More than two years ago, as Myanmar’s coup unfolded, open-source content provided unique insight into what was happening in the country and the battlelines that were soon to emerge. Live from a roundabout in the capital of Naypyidaw, exercise instructor Khing Hnin Wai unwittingly captured and disseminated live footage of the coup taking place via Facebook. For a brief period, images of Khing Hnin Wai dancing in front of a military convoy became symbolic of Myanmar’s struggle to maintain democracy.
Here at Myanmar Witness, we use user-generated, openly available content like this to identify, verify and report on events across Myanmar involving abuses of human rights and contraventions of international law. We let the evidence speak for itself when we publish the results of our investigations, collaborate with media and share evidence with justice and accountability mechanisms.
Content we examine is rarely as innocuous as Khing Hnin Wai‘s video. Since our inception as one of the witness projects at the Centre for Information Resilience, we have used imagery from social media, geospatial providers, and other forms of ‘open’ sources to contribute towards accountability for crimes being committed. These include horrific beheadings, the widespread intentional use of fire, the impact of the conflict on sites with special protections, and at a scale and sophistication beyond what we see in our other witness projects — hate speech and doxxing.
Doxxing exposes the private information of individuals, such as addresses, phone numbers and more, without their consent. In Myanmar it is done with the intent to intimidate, spread fear and suppress voices. Doxxing has become the digital manifestation of the real-world violence faced by thousands of people in Myanmar everyday. Our findings have repeatedly shown that in Myanmar, the internet is being used as a weapon – and this is steeped in history. Facebook was widely used as a vehicle for the promotion of hate speech and incitement to violence during the Rohingya crisis, which led to the social media company admitting failings in the way it handled content on its platform.

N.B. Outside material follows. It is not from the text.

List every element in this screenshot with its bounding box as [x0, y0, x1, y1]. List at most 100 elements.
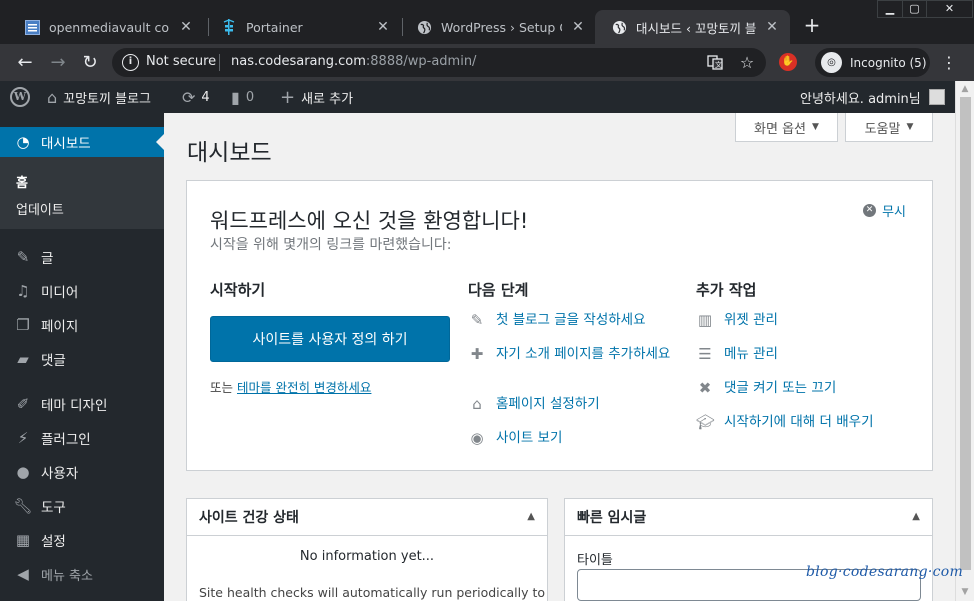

In January this year, following an investigation into online abuse against Burmese women, we released our Digital Battlegrounds report, which showed how the situation is worsening. Its findings were damning: Facebook and Telegram were hosting politically-motivated abuse targeted at Burmese women. Abuse included real-world threats of violence, gendered hate speech and sexually violent commentary. The source of this content was clear – pro-Myanmar Military accounts and users.
To their credit, and in response to Myanmar Witness and BBC outreach, both Meta and Telegram removed a large amount of content which violated their respective terms of service. However, in the case of Telegram, soon after some accounts were removed or suspended, new ones emerged to take their place. Identifying online abusers and their violent content continues to be painstaking and tedious work.
The online information environment in Myanmar has been, and continues to be, part of the conflict. In the wake of an airstrike by the Myanmar Air Force against Pa Zi Gyi village in April 2023, the darkness of Myanmar’s digital conflict resurfaced. With some media reporting more than 160 dead it was one of the worst airstrikes seen in Myanmar and led to an outpouring of domestic and international sympathy and condemnation.
In Myanmar, a ‘black profile’ campaign emerged online, mourning the victims of the attack. Today’s report by Myanmar Witness investigators shows just how the military regime retaliated with a brutal crackdown — online and offline — against those who dared to show sympathy. For engaging in non-violent online protest, individuals were met with arrests, threats and physical violence. Both their digital and real-world voices were silenced.
Pro-junta groups doxxed those who protested digitally as online sympathy grew in the wake of the airstrike. We found a link: at least 11 of the 20 individuals who were doxxed were then arrested for their activities on Facebook within days of being exposed by pro-junta Telegram channels. They were among a total of 69 people who were arrested within three weeks of the airstrike. In the vast majority of cases, social media activity was the stated reason for their arrest by the authorities.
Some months following their arrest, five individuals who were influential and well-known — a former journalist and several celebrities — were released. Multiple pro-junta Telegram channels hinted at their release before it occurred, indicating information sharing, if not coordination, between these channels and the military authorities. The fate of the more than 60 others detained in the same period remains unclear. Our research only scratches the surface of the vicious digital and physical conflict in Myanmar, and there are no signs of it abating.
While those who incite and intimidate online are ultimately responsible, inadequate moderation of content by social media platforms is part of the problem, as is the protracted war in Myanmar which recycles and reinforces the online violence. While others go online to perpetuate conflict, we at Myanmar Witness will continue to use digital content to identify, verify and report on the conflict, and to ensure that those at risk of being silenced have their voices heard.